Barcelona’s game at Sevilla at the weekend was mired in controversy, and ended up with the Catalans coming away with three points. Plus ca change. The main aspect of that controversy was related to my favourite Spanish player¹, Cesc Fabregas. He was ‘head-butted’ by the Sevilla midfielder Gary Medel; it was, I think its fair to say, not the most industrial of headbutts.

In fact, it brought me to mind of a similar incident some 16 or 17 years hence, at the McAlpine Stadium. Bradford and Huddersfield played out a relatively tedious 0-0 draw; tedious to an extent that I can’t remember any other incidents from the game. However, during the match, the Huddersfield left-back, Tom Cowan, made towards Etienne Verveer, the Bantams’ forward, with his head. Now, the way Verveer went to ground, I assumed that Cowan had made contact – I was sat quite a way away, and the margins were fine.

It turned out, after the game, that there was zero contact between the two, and I remember reading (albeit second hand) from the referee that Cowan had been dismissed for ‘violent intent’. I’m not bitter about that, incidentally, if there’s scope for dismissal for violent intent then certainly that was a case in point. I’ve done a search for the incident since Sunday, and found a lot of forum gossip in the interim years, with both Bradford and Huddersfield fans in agreement that it was pretty despicable acting from Verveer – rather like we saw with Fabregas.

I have seen incidents since wherein there has been much debate (generally with the more physical of tackles) and have been able to easily rationalise decisions to send a player off because of the phrase ‘violent intent’. Contact doesn’t need to be made.
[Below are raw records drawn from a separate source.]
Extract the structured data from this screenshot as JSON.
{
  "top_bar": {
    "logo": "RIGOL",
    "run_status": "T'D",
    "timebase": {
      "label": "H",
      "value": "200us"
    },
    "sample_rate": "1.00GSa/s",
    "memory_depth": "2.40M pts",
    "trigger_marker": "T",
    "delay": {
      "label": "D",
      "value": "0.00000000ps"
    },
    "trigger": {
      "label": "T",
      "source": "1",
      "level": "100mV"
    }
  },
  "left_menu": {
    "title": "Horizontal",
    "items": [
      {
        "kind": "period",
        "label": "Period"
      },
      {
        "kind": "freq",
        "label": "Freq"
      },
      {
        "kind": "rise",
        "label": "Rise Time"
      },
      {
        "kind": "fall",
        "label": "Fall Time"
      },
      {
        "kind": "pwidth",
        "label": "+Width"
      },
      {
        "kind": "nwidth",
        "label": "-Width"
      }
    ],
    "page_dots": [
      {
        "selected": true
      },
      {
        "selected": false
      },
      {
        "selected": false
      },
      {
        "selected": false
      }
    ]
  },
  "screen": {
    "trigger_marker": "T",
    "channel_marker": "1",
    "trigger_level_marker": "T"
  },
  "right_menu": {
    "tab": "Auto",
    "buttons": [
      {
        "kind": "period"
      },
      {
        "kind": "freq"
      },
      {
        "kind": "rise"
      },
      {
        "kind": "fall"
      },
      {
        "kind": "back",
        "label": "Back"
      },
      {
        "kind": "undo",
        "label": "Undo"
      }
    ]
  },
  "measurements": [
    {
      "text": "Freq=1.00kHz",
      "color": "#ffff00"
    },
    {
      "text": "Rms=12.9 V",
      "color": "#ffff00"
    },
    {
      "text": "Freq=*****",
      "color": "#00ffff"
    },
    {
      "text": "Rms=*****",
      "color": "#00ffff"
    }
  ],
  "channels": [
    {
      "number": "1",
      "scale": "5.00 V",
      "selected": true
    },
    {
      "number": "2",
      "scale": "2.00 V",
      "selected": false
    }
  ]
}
Now, I’m not a professional referee, as I’m sure you’re aware. Its possible that the rules in Spain are different. Its equally possible that the rules have changed since April 1995, but I can say, with some certainty, if a referee was applying the rules as they were in England in the mid 1990s, the Medel was correctly dismissed.

It doesn’t make Fabregas’ reaction correct, any more than Verveer’s was, but that’s not really the issue in question; they just made themselves look silly – that doesn’t mean that they weren’t sinned against.

Four unlikely bedfellows; Cesc Fabregas, Tom Cowan, Gary Medel and Etienne Verveer. Two incidents, one outcome.

¹I use the word ‘favourite’ ironically; I don’t think there’s any footballers I respect less, for a catalogue of reasons, none of which cloud my judgement here, because I’m talking in his favour for a change.